There are three proposed SLS designs – named Block 1, Block 1b and Block 2. Block 1 is designed to carry cargo to low-earth orbit. A slightly larger Block 1b will have the same Core Stage and rocket boosters as Block 1 but with have a different upper stage, named the Exploration Upper Stage. This will be capable of carrying a larger amount of fuel along with a capsule designed for carrying and sustaining astronauts throughout deep space travel. The largest setup, Block 2, will stand taller than the Saturn V rocket, have a similar payload and be equipped with larger re-usable rocket boosters. It will also bear the Exploration Upper Stage and will allow longer missions due to an increased payload.
The Orion Capsule
The key to the success of the SLS with be Orion: the first capsule designed for sustained human spaceflight beyond low earth orbit. This will enable a crew of up to four astronauts to enter ‘deep-space’ for up to 21 days, allowing manned missions to reach distances further than ever before and enable long-term studies of the Moon. The Orion capsule will also be used for returning the crew from space as it contains a heat shield and the most advanced safety features specifically designed for high-speed re-entry.
The December 2014 re-entry test flight was a complete success and work on the Orion spacecraft is ongoing to fully analyse certain aspects of the test (for example the heat shield, a key component of safe re-entry through the Earth’s atmosphere).
SLS mission plans
The increased payload of the SLS, along with its detachable boosters, allows for the most efficient fuel/weight entry into low earth orbit. One potential set of future missions is to deliver large amounts of cargo to and from the International Space Station, should anything happen to the current mission plans. However, this isn’t the primary aim of SLS!
In a combination between the Space Launch System and the Orion Capsule, Exploration Mission 1 is the first mission planned for this amazing duo which will take the craft around 70,000 km past the Moon before returning to Earth. This will enable testing of just about every plan, procedure and piece of engineering in preparation for a manned mission.
Exploration Mission 2 will be a manned flight to orbit the Moon for around four days and again, test critical mission procedures and components during the ten to fourteen day flight. This mission is aimed to take place no later than 2021 and will contain a crew of four astronauts.
Future plans include a series of missions to the Moon, both orbiter and lunar landing missions. The lunar landing missions could even take place on the lunar far-side which has never before been explored by mankind! Near-Earth asteroid missions are also hot on the agenda, as are missions to Mars and its moons Phobos and Deimos. As the craft can carry up to 70,000 tonnes of cargo, some unmanned spacecraft missions are proposed, such as a mission to Uranus (which will include a probe that will descend through the Uranian atmosphere), a mission to place a solar probe into orbit around the Sun and even an updated Skylab mission (rather aptly named Skylab II).

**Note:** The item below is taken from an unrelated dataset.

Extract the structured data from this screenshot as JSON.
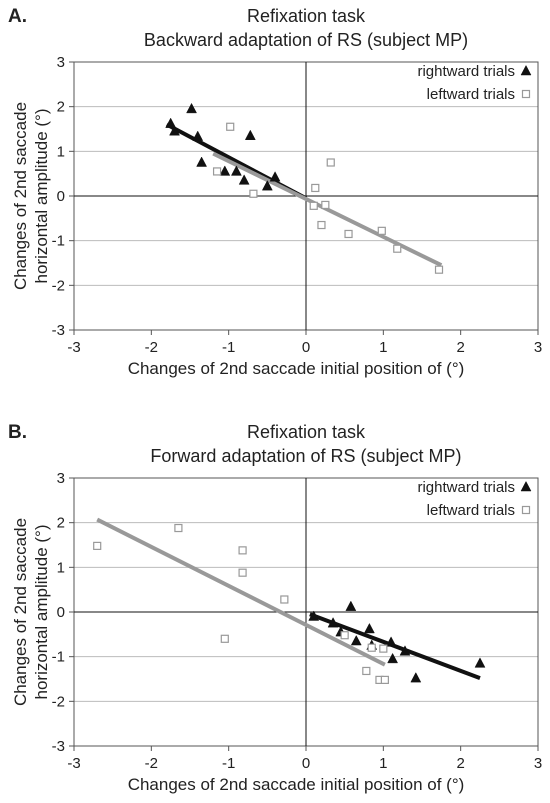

All of the potential missions planned for SLS and Orion, along with the amazing successes of the their respective test flights, results in a huge amount of excitement building around this futuristic craft and an unprecedented potential for future human exploration of the solar system! I hope that I have convinced you that this will be a very worthwhile use of NASA’s budget and will be able to complete a far wider range of missions than previous launch vehicles. Watch this space for more news and information on the upcoming SLS and the Orion module flights!